View solution in original post

Level 20

Depreciation and earned income


@TomYoung wrote:
  • $12,500 for married individuals who file separate returns for the tax year and lived apart from their spouses at all times during the tax year, and


True, but I am not sure we know whether the OP lived apart from his/her spouse at all times during the tax year.

Level 7

Depreciation and earned income

I live with my wife. The MFS is because of student loans and repayment plans... :( 

 

Knowing that, where does that put me in the grand scheme of things with this? Thank you so much! 

Level 20

Depreciation and earned income


@Jaredhaxton wrote:

I live with my wife. The MFS is because of student loans and repayment plans... :( 

 

Knowing that, where does that put me in the grand scheme of things with this? Thank you so much! 
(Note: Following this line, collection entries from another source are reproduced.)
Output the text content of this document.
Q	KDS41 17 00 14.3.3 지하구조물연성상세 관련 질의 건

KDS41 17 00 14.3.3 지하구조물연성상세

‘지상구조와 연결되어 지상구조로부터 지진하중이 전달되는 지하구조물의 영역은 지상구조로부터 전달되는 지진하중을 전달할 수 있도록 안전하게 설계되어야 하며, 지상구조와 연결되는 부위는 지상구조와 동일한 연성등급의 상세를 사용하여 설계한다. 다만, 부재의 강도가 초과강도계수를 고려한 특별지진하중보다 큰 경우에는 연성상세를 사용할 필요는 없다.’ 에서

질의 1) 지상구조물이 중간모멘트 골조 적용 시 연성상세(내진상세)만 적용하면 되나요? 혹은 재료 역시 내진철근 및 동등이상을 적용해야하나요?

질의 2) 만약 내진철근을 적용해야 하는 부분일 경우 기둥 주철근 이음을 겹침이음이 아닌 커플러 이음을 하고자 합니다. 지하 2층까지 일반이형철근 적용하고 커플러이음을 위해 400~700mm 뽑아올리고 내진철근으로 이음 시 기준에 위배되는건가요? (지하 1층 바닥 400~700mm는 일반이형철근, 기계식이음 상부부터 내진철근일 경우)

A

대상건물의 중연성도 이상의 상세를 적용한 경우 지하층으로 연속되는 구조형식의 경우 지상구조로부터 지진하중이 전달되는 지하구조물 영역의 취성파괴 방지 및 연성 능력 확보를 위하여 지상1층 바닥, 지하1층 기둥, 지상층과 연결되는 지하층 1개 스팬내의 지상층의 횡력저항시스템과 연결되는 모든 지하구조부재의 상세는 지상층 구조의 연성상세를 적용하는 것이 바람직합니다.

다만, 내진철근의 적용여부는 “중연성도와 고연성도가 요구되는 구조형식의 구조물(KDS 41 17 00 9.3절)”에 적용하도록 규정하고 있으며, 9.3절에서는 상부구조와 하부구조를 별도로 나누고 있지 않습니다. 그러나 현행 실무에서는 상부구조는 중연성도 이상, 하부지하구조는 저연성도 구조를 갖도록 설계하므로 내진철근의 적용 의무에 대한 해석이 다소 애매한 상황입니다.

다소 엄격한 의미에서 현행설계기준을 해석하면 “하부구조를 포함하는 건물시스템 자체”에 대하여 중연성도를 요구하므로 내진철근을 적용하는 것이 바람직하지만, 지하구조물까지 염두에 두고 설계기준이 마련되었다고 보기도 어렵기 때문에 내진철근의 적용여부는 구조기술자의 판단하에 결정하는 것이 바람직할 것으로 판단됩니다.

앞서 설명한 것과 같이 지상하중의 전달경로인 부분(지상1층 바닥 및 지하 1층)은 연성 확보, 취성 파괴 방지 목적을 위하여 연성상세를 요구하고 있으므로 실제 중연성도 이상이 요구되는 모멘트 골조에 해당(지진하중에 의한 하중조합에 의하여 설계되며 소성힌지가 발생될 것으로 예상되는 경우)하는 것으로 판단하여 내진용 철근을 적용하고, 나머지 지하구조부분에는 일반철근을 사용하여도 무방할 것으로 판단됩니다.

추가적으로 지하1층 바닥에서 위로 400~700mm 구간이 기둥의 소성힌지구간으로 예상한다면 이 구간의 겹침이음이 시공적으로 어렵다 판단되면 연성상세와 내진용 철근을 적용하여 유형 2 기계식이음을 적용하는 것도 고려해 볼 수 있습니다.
I think the following statement from the IRS publication is pretty clear:

 

The special allowance isn’t available if you were married, lived with your spouse at any time during the year, and are filing a separate return.

Level 7

Depreciation and earned income

Yeah... pretty clear... haha. Ouch! Thank you so much! 

Level 17

Depreciation and earned income

I missed the "MFS" point.

Level 7

Depreciation and earned income

Here are my takeaways... Thank you to everyone who replied!

 

1. Putting a rental into an LLC is dumb and useless. Just increase liability insurance. It is cheap!

 

2. Find a fix for my wife's student loans so we can file jointly so we can reap the full benefits of owning rental. 

 

3. Schedule C income/losses and schedule E income/losses are completely different and never affect each other... if it weren't for the special allowance in specific cases that do not apply to me currently

 

4. TurboTax forums are awesome! Knowledgeable people actually willing to help the less-seasoned among us! Thank you everyone!